Current usage of the term biologics generally focuses
on medications acting as bioactive substances that may be
administered as pills, injections, or application on the skin or
under the tongue, thereby excluding other biologic derivatives
such as foods, soap, and gelatin. In current use, the term
biologics is further restricted to protein and/or nucleic acid
based products modified from sequences coded in the human
genome, excluding other biologic extracted products such
as blood, hormones, body part transplants or vaccines. As
production techniques evolve, the distinction between biologic
derivation and bench synthesis of products based on or related
to structures coded in the human genome may become blurred.
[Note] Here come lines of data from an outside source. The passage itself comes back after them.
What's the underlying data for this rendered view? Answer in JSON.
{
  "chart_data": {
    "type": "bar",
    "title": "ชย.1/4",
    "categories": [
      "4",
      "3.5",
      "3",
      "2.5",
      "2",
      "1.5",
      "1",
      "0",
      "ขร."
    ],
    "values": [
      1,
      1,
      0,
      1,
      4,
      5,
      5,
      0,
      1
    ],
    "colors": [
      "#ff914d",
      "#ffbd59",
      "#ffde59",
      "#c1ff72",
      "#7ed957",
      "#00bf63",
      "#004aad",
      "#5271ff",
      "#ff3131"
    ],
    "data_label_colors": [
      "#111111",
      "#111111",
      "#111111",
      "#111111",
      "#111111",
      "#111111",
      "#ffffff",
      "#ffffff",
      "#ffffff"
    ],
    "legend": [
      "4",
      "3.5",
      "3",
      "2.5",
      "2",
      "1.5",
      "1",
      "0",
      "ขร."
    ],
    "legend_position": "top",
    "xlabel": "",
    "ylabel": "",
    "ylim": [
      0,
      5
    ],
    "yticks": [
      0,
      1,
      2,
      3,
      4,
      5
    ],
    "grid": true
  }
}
The term “genomics” has other meanings, perhaps a better term
will be genomic products or genoproducts. The development
domain is termed pharmacogenomics [8].
The impact of the human genome does not depend solely on
the chromosome DNA code sequences for protein construction.
Additional factors include DNA methylation, which can
modulate gene expression. Histones in chromatin can form
heterochromatin to deactivate the DNA transcription required
for gene expression. RNA can interfere with DNA transcription.
Post transcription modifications, also influence gene expression.
Environmental factors such as food abundance at critical periods
in growth and development may affect these modifiers [9]. All
of these factors participate in the development of genomic and
epigenetic biometrics.
There is a risk that the greatly expanded test combinations
and definitions of the new normal for stage 4 of personalized
healthcare will be overwhelming. The former commissioner [10] of the Food and Drug Administration (FDA) has called attention
to that as yet resolved issue. “I think the community better take
this really seriously,” said Robert Califf (cardiologist and former
Commissioner of FDA), discussing Laboratory Developed Test
(LDT) regulation, at the 12th Personalized Medicine World
Conference at Harvard. While, on the one hand, regulation
shouldn’t stifle innovation, he noted that doctors can’t be left to
figure out which test they should order. “We’ve got to come up
with some middle ground, so regardless of where you are in the
US you can get a reproducible laboratory result” [11].
Personalized healthcare recognizes that the uniqueness
of individuals corresponds to an opportunity to tailor therapy
to individual needs. The informatic basis for personalization
corresponds to distinct stages in the evolution of personalized
care. Stage zero consisted of adjusting “one-size fits all” therapy
to the physical status of the patient. Stage 2 utilizes diagnostics
for selection of therapy. Stage 3 applies pharmacogenomics
to develop individual specific therapies. Stage 4 will redefine
“normal” and targets of therapy based in the individual genome,
gene expression, and epigenetics. The future of medicine will
require regulations that hopefully will strike a good balance
between restrictions of chaos and fulfillment of this potential.